The committee's broad jurisdiction and legislative authority make it one of the most influential and powerful panels in the House. Its chairman is one of only three in the House with the authority to issue subpoenas without a committee vote or consultation with the ranking member.[1] However, in recent history, it has become practice to refrain from unilateral subpoenas.[2]

As of the 116th Congress, the chairman of the House Oversight and Reform Committee is Elijah Cummings (D-Maryland),[3][4] and the ranking member is Representative Jim Jordan (R-Ohio).[4]

History

The panel now known as the Committee on Oversight and Reform was originally the Committee on Expenditures in the Executive Departments, created in 1927 to consolidate 11 separate Committees on Expenditures that had previously overseen the spending of various departments of the federal government.[5][6]

The modern-day committee's immediate predecessor, the Committee on Government Operations, was established in 1952.[5] The new name was intended to reflect the committee's broad mission: to oversee "the operations of Government activities at all levels with a view to determining their economy and efficiency".[6]

After Republicans gained control of the House in the 1994 elections, the committee was reorganized to include seven subcommittees instead of 14. This reorganization consolidated the jurisdiction previously covered by three full committees and resulted in a 50 percent cut in staff.[7] In 2007, a reorganization under a new Democratic majority combined the duties of the seven subcommittees into five.[8]
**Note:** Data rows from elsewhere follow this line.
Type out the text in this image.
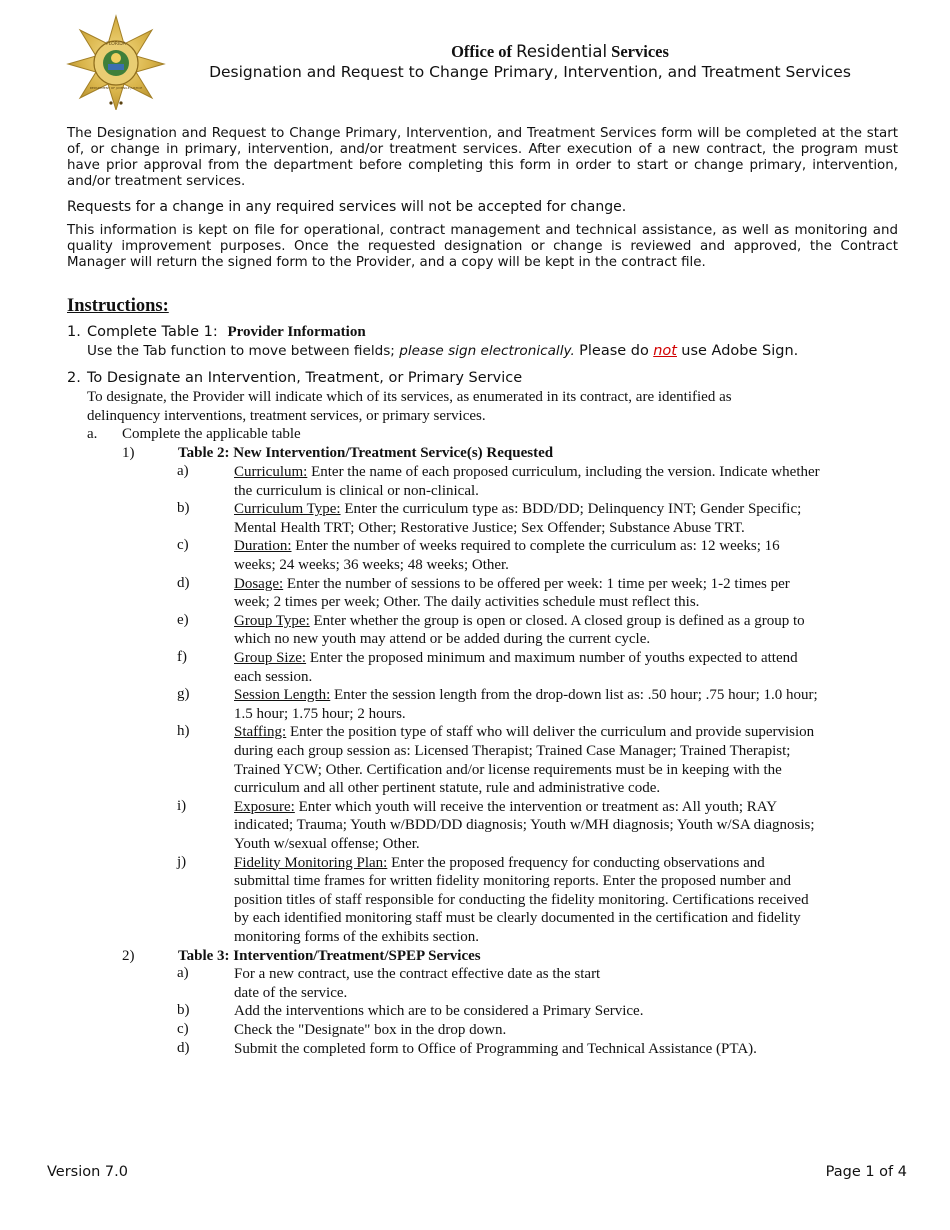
FLORIDA
DEPARTMENT OF JUVENILE JUSTICE
Office of Residential Services
Designation and Request to Change Primary, Intervention, and Treatment Services
The Designation and Request to Change Primary, Intervention, and Treatment Services form will be completed at the start of, or change in primary, intervention, and/or treatment services. After execution of a new contract, the program must have prior approval from the department before completing this form in order to start or change primary, intervention, and/or treatment services.
Requests for a change in any required services will not be accepted for change.
This information is kept on file for operational, contract management and technical assistance, as well as monitoring and quality improvement purposes. Once the requested designation or change is reviewed and approved, the Contract Manager will return the signed form to the Provider, and a copy will be kept in the contract file.
Instructions:
1. Complete Table 1: Provider Information
Use the Tab function to move between fields; please sign electronically. Please do not use Adobe Sign.
2. To Designate an Intervention, Treatment, or Primary Service
To designate, the Provider will indicate which of its services, as enumerated in its contract, are identified as
delinquency interventions, treatment services, or primary services.
a. Complete the applicable table
1)	Table 2: New Intervention/Treatment Service(s) Requested
a)	Curriculum: Enter the name of each proposed curriculum, including the version. Indicate whether
the curriculum is clinical or non-clinical.
b)	Curriculum Type: Enter the curriculum type as: BDD/DD; Delinquency INT; Gender Specific;
Mental Health TRT; Other; Restorative Justice; Sex Offender; Substance Abuse TRT.
c)	Duration: Enter the number of weeks required to complete the curriculum as: 12 weeks; 16
weeks; 24 weeks; 36 weeks; 48 weeks; Other.
d)	Dosage: Enter the number of sessions to be offered per week: 1 time per week; 1-2 times per
week; 2 times per week; Other. The daily activities schedule must reflect this.
e)	Group Type: Enter whether the group is open or closed. A closed group is defined as a group to
which no new youth may attend or be added during the current cycle.
f)	Group Size: Enter the proposed minimum and maximum number of youths expected to attend
each session.
g)	Session Length: Enter the session length from the drop-down list as: .50 hour; .75 hour; 1.0 hour;
1.5 hour; 1.75 hour; 2 hours.
h)	Staffing: Enter the position type of staff who will deliver the curriculum and provide supervision
during each group session as: Licensed Therapist; Trained Case Manager; Trained Therapist;
Trained YCW; Other. Certification and/or license requirements must be in keeping with the
curriculum and all other pertinent statute, rule and administrative code.
i)	Exposure: Enter which youth will receive the intervention or treatment as: All youth; RAY
indicated; Trauma; Youth w/BDD/DD diagnosis; Youth w/MH diagnosis; Youth w/SA diagnosis;
Youth w/sexual offense; Other.
j)	Fidelity Monitoring Plan: Enter the proposed frequency for conducting observations and
submittal time frames for written fidelity monitoring reports. Enter the proposed number and
position titles of staff responsible for conducting the fidelity monitoring. Certifications received
by each identified monitoring staff must be clearly documented in the certification and fidelity
monitoring forms of the exhibits section.
2)	Table 3: Intervention/Treatment/SPEP Services
a)	For a new contract, use the contract effective date as the start
date of the service.
b)	Add the interventions which are to be considered a Primary Service.
c)	Check the "Designate" box in the drop down.
d)	Submit the completed form to Office of Programming and Technical Assistance (PTA).
Version 7.0	Page 1 of 4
In the 106th Congress, the panel was renamed the Committee on Government Reform. While retaining the agenda of the former Committee on Government Operations, the new committee also took on the responsibilities of the former House Committee on the Post Office and Civil Service and the Committee on the District of Columbia. On January 4, 2007, the 110th Congress renamed it the Committee on Oversight and Government Reform. The name was changed again by the 116th Congress to its current iteration: the Committee on Oversight and Reform. Since 2007, it has been called the "Oversight Committee" for short.

Subpoena usage

In 1997, the Republican majority on the committee changed its rules to allow the chairman, Dan Burton (R-Indiana), to issue subpoenas without the consent of the committee's ranking Democrat.[9] From 1997 to 2002, Burton used this authority to issue 1,052 unilateral subpoenas, many of them related to alleged misconduct by President Bill Clinton, at a cost of more than $35 million.[10]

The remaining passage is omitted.